On an afternoon in September of 2014, a burning candle was determined to have been the source of an accidental fire at 515 W. Third Ave. Tylor Kostrzewski, an 18-year-old Kimball native and student at Mitchell Technical Institute, died in the fire. Five others were able to escape the house that became engulfed in flames. That house was also owned by Mid-Dakota Properties. Reimnitz said in the time he's owned and managed about 270 properties around Mitchell, there have been several that have been destroyed completely in fires. In that time, Kostrzewski and the 6-year-old were the two fatalities.
Just shy of a year earlier, 42-year-old Chris Buckley was pronounced dead after his 813 Vincent Place home caught fire in Mitchell. The residence was a Lustron house, a home kit made between 1949 and 1959 and marketed as being fireproof. Authorities said the all-steel house intensified the damage, making it unclear what caused the fire, but it was thought to have started in a bedroom.

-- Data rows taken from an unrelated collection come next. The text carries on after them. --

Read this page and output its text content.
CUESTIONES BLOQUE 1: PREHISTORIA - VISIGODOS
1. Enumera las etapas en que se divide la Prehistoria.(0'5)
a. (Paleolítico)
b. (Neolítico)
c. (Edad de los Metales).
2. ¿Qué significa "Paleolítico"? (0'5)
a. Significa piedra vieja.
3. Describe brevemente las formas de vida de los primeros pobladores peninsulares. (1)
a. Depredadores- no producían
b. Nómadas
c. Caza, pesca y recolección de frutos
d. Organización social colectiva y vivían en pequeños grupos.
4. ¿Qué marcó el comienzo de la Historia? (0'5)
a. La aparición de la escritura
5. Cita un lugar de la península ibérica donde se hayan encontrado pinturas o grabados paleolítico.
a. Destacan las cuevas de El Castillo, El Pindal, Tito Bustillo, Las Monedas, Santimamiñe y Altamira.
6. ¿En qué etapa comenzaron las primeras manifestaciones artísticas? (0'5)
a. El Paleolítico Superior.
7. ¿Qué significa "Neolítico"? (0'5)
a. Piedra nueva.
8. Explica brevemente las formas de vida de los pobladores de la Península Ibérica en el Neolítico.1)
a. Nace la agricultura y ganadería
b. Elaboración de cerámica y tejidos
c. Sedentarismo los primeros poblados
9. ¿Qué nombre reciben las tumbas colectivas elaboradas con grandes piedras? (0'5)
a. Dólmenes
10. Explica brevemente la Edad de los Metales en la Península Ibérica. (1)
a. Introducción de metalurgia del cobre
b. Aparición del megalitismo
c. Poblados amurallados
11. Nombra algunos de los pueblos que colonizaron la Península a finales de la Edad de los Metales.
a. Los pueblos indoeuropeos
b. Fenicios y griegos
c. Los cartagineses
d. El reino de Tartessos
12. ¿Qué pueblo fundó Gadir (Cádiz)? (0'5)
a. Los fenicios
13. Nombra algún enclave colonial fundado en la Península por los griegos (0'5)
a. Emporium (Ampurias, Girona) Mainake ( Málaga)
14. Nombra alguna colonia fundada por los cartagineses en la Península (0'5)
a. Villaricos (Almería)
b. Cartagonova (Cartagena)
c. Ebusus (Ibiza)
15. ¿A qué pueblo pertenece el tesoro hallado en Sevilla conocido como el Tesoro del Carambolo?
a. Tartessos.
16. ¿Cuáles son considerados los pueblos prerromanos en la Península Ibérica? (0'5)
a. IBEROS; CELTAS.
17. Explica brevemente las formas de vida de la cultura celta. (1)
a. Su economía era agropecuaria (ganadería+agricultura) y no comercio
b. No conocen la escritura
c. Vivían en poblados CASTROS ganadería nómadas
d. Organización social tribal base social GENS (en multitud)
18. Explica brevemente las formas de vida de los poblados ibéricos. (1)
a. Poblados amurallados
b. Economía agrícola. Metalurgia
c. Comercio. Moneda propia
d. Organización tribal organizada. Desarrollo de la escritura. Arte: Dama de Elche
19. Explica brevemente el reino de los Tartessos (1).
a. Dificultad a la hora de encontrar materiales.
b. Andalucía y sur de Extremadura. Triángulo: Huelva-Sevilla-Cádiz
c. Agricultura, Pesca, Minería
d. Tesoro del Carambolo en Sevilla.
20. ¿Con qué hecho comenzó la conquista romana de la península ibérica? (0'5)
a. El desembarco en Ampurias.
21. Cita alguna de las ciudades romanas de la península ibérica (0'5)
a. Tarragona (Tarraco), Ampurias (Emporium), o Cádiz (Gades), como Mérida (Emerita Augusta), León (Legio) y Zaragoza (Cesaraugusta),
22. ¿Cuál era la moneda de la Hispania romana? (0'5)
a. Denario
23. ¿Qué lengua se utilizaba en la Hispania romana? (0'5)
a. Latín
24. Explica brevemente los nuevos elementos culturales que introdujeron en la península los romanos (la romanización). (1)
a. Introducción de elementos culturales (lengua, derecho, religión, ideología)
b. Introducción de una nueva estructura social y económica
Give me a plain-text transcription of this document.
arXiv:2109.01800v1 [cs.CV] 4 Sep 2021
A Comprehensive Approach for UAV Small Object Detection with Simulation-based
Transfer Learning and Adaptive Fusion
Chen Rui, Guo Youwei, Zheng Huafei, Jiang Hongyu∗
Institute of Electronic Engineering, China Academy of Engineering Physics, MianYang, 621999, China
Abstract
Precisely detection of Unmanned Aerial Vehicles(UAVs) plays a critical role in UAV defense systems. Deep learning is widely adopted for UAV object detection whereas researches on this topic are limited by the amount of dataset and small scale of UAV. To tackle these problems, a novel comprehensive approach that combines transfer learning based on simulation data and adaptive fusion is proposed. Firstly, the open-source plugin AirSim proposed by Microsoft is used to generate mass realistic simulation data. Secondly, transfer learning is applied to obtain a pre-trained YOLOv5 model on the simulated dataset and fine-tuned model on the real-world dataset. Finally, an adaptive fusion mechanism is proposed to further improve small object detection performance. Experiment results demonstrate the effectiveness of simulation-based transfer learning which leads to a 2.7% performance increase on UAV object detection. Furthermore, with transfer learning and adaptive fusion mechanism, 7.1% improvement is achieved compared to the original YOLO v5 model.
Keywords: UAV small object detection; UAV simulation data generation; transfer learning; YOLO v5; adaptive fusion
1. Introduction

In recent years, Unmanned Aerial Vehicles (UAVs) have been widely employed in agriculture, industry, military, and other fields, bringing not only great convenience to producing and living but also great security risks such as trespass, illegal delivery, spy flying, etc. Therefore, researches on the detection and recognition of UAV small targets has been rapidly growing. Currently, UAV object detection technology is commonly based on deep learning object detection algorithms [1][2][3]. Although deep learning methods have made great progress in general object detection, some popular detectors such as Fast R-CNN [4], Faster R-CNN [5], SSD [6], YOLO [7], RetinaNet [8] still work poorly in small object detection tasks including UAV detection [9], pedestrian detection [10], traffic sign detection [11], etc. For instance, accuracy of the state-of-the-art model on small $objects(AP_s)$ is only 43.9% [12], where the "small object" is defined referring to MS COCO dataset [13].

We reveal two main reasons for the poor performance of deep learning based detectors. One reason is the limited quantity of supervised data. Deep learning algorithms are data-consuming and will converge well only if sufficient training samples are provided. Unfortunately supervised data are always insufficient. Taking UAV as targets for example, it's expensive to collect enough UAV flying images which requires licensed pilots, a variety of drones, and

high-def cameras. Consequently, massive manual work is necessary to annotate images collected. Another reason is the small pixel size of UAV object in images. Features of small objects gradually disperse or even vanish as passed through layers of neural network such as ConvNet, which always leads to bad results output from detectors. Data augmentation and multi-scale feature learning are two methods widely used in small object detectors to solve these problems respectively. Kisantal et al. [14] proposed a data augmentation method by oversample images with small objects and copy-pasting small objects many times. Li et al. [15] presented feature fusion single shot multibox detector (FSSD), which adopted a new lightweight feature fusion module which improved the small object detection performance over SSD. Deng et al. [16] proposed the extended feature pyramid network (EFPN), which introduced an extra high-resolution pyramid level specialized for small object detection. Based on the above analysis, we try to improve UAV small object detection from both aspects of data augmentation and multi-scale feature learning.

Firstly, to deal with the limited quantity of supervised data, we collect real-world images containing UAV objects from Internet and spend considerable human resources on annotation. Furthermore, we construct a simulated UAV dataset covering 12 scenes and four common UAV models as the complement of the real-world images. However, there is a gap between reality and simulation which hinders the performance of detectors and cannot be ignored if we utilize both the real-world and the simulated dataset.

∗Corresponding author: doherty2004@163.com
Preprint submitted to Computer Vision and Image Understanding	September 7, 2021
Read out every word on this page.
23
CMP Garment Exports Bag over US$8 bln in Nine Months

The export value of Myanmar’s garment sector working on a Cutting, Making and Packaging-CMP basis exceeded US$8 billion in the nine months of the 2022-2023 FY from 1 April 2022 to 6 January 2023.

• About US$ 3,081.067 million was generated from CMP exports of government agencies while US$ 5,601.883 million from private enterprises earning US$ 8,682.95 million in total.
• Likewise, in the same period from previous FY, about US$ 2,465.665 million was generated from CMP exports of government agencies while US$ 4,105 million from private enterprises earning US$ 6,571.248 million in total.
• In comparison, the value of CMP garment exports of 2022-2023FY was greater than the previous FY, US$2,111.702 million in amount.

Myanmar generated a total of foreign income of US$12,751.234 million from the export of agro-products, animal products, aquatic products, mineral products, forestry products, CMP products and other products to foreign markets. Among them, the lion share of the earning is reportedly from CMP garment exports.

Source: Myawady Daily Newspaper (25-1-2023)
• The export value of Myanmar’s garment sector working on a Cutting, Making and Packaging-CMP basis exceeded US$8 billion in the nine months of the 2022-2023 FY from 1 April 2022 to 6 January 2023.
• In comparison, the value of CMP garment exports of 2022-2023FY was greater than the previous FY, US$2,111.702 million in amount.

Mitchell saw two residential fire-related fatalities in 2012. On April 20, five people were treated for smoke inhalation after a fire thought to be related to a dryer damaged a West Sixth Avenue house. Several men who had been nearby when the fire started went into the house to save two boys, ages 5 and 3. Two of those men, both boys and the boys' mother were taken to hospitals. The following day, 3-year-old Jaxon Sehnert died at Avera McKennan Hospital in Sioux Falls.
Five months after Sehnert's death, 59-year-old Cheryl Roop was killed, three people were treated for smoke inhalation and a trailer home at 900 W. Second Ave. was declared a complete loss in a fire. Investigators were unable to pinpoint what caused the fire but concluded there was no evidence of foul play. Roop's daughter, infant grandson and an adult male were in the trailer in the fire began but were able to escape.